Tracing Massive Star Formation through a Galactic Census of Compact & Ultracompact HII Regions

Abstract

The following dissertation details the work undertaken to compile the most complete compact and ultracompact H II region catalogue to date via multi-wavelength inspection of survey data. We utilise data from the recently available SASSy 850 µm survey and explain the data reduction process leading to the final Outer Galaxy Survey. Combined with the earlier SASSy component that focuses on the Perseus arm, we were able to use the catalogue to identify massive star forming clumps in the Outer Galaxy (RGC > 8.5 kpc) and cross-match with infrared and radio data of known UC H II regions from the RMS database.
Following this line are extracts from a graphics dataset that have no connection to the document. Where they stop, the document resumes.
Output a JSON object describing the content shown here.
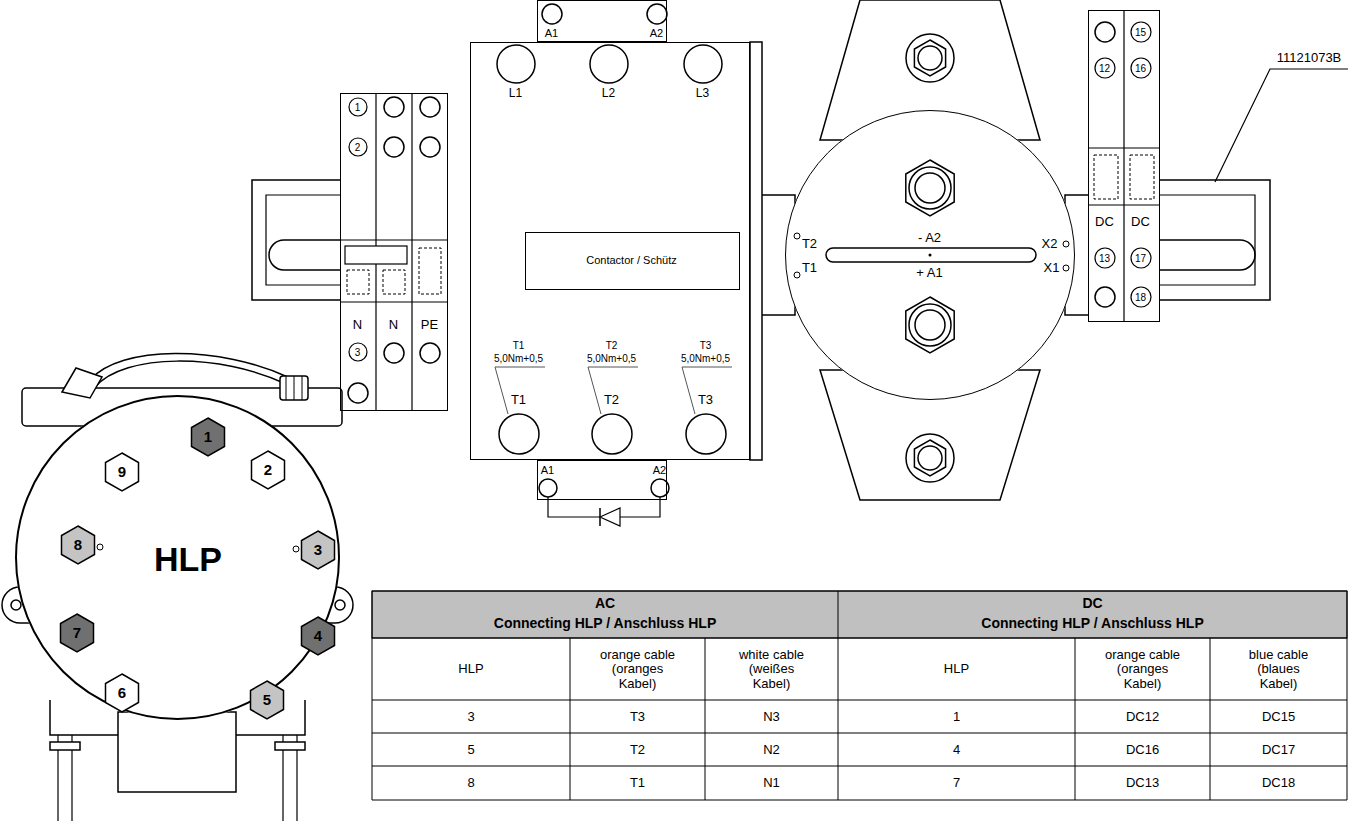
{
  "diagram": {
    "nodes": [
      {
        "text": [
          "A1",
          "A2"
        ]
      },
      {
        "text": [
          "1",
          "2",
          "N",
          "N",
          "PE",
          "3"
        ]
      },
      {
        "text": [
          "L1",
          "L2",
          "L3",
          "T1",
          "5,0Nm+0,5",
          "T2",
          "5,0Nm+0,5",
          "T3",
          "5,0Nm+0,5",
          "T1",
          "T2",
          "T3"
        ]
      },
      {
        "text": [
          "Contactor / Schütz"
        ],
        "in": 2
      },
      {
        "text": [
          "T2",
          "- A2",
          "X2",
          "T1",
          "+ A1",
          "X1"
        ]
      },
      {
        "text": [
          "15",
          "12",
          "16",
          "DC",
          "DC",
          "13",
          "17",
          "18"
        ]
      },
      {
        "text": [
          "A1",
          "A2"
        ]
      },
      {
        "text": [
          "HLP"
        ]
      },
      {
        "text": [
          "1"
        ],
        "in": 7
      },
      {
        "text": [
          "9"
        ],
        "in": 7
      },
      {
        "text": [
          "2"
        ],
        "in": 7
      },
      {
        "text": [
          "8"
        ],
        "in": 7
      },
      {
        "text": [
          "3"
        ],
        "in": 7
      },
      {
        "text": [
          "7"
        ],
        "in": 7
      },
      {
        "text": [
          "4"
        ],
        "in": 7
      },
      {
        "text": [
          "6"
        ],
        "in": 7
      },
      {
        "text": [
          "5"
        ],
        "in": 7
      }
    ],
    "labels": [
      "11121073B",
      "AC",
      "Connecting HLP / Anschluss HLP",
      "DC",
      "Connecting HLP / Anschluss HLP",
      "HLP",
      "orange cable (oranges Kabel)",
      "white cable (weißes Kabel)",
      "HLP",
      "orange cable (oranges Kabel)",
      "blue cable (blaues Kabel)",
      "3",
      "T3",
      "N3",
      "1",
      "DC12",
      "DC15",
      "5",
      "T2",
      "N2",
      "4",
      "DC16",
      "DC17",
      "8",
      "T1",
      "N1",
      "7",
      "DC13",
      "DC18"
    ]
  }
}
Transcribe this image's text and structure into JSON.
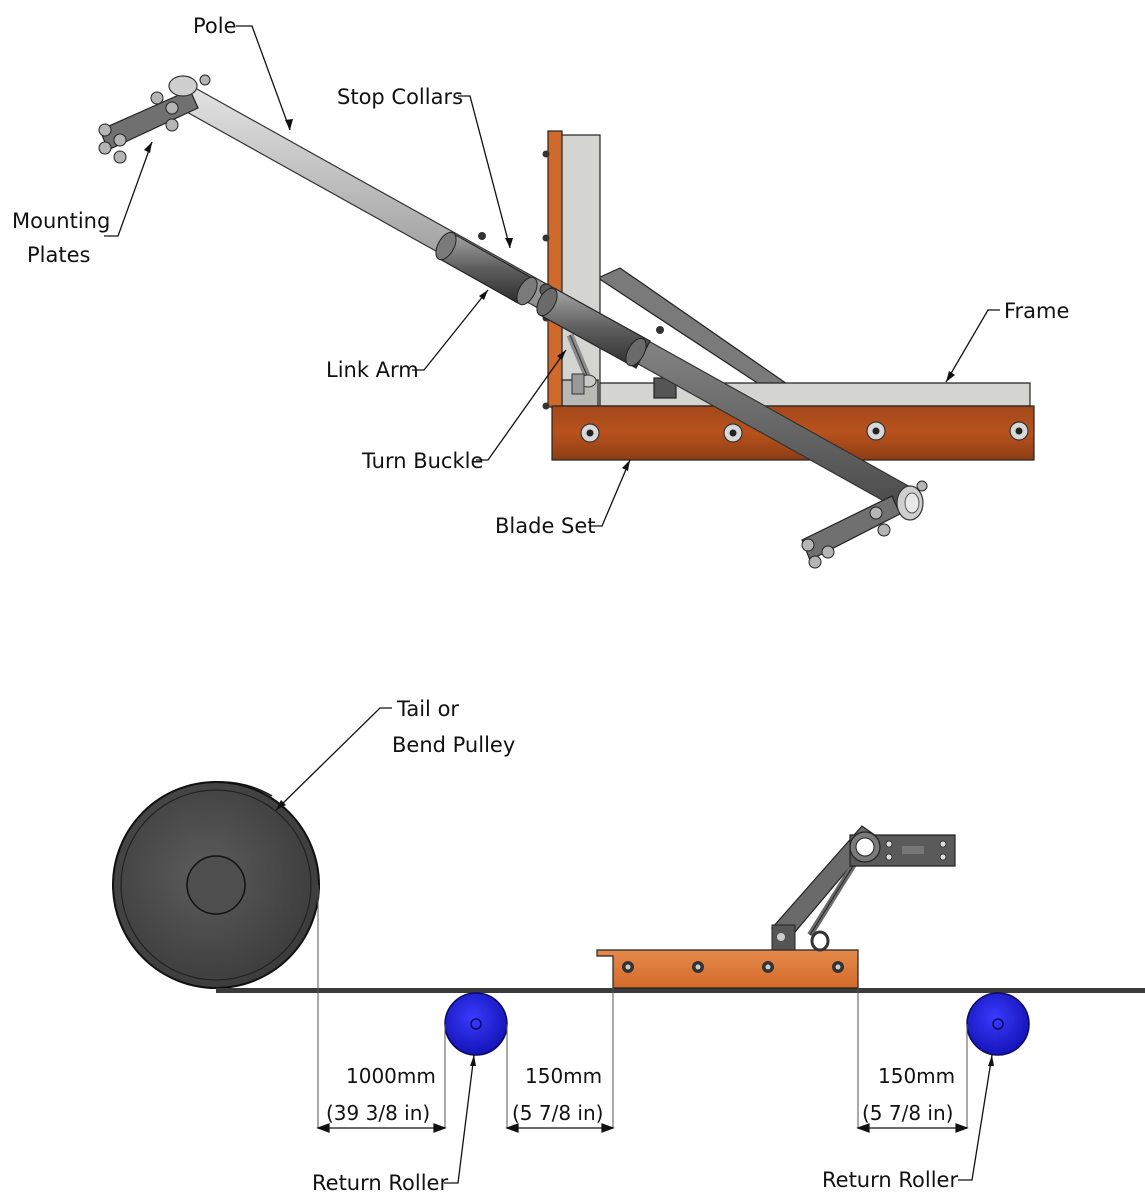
{
  "colors": {
    "orange": "#c8581e",
    "orange_light": "#e07a3c",
    "steel": "#8d8d8d",
    "steel_dark": "#5a5a5a",
    "frame_grey": "#d4d4d0",
    "pulley": "#4a4a4a",
    "roller": "#1f1fd0"
  },
  "labels": {
    "pole": "Pole",
    "stop_collars": "Stop Collars",
    "mounting_plates_1": "Mounting",
    "mounting_plates_2": "Plates",
    "frame": "Frame",
    "link_arm": "Link Arm",
    "turn_buckle": "Turn Buckle",
    "blade_set": "Blade Set",
    "tail_pulley_1": "Tail or",
    "tail_pulley_2": "Bend Pulley",
    "return_roller_left": "Return Roller",
    "return_roller_right": "Return Roller"
  },
  "dimensions": [
    {
      "metric": "1000mm",
      "imperial": "(39 3/8 in)"
    },
    {
      "metric": "150mm",
      "imperial": "(5 7/8 in)"
    },
    {
      "metric": "150mm",
      "imperial": "(5 7/8 in)"
    }
  ]
}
We sought to compare this sample with previous existing catalogues in the Inner Galaxy to examine massive star formation as a function of galactocentric radius and particularly focusing on two distinct environmental regions (Inner and Outer Galaxy) with overall different average metallicities and gas-to-dust ratios. For this Inner Galaxy sample (RGC < 8.5 kpc), we adopted the compact H II regions from works that used similar methods to cross-match ATLASGAL with either CORNISH or RMS, depending on the location within the Galactic plane. We present a new UC H II region catalogue that more than doubles the original sample size of previous work, totalling 536 embedded H II regions and 445 host clumps. We examine the distance independent values of NLy/M and Lbol/M as proxies for massive star formation efficiency and overall star formation efficiency, respectively. We find a significant trend showing that Lbol/M decreases with increasing RGC, suggesting that the overall star formation per unit mass of the molecular clump is less in the Outer Galaxy. Further investigations with the VLA into the Outer Galaxy for 200 unmatched SASSy molecular clumps revealed seven additional 5 GHz continuum emission sources embedded within the clumps. We conclude that massive star formation is not dependent on Galactic position or environmental factors such as metallicity and the gas-to-dust ratio that are known to vary with galactocentric radius. These results will be relevant to future models attempting to use the Milky Way as a template for evolutionary and formation models of nearby galaxies where similar conditions are found but not observable to the degree of detail as seen in our own Galaxy.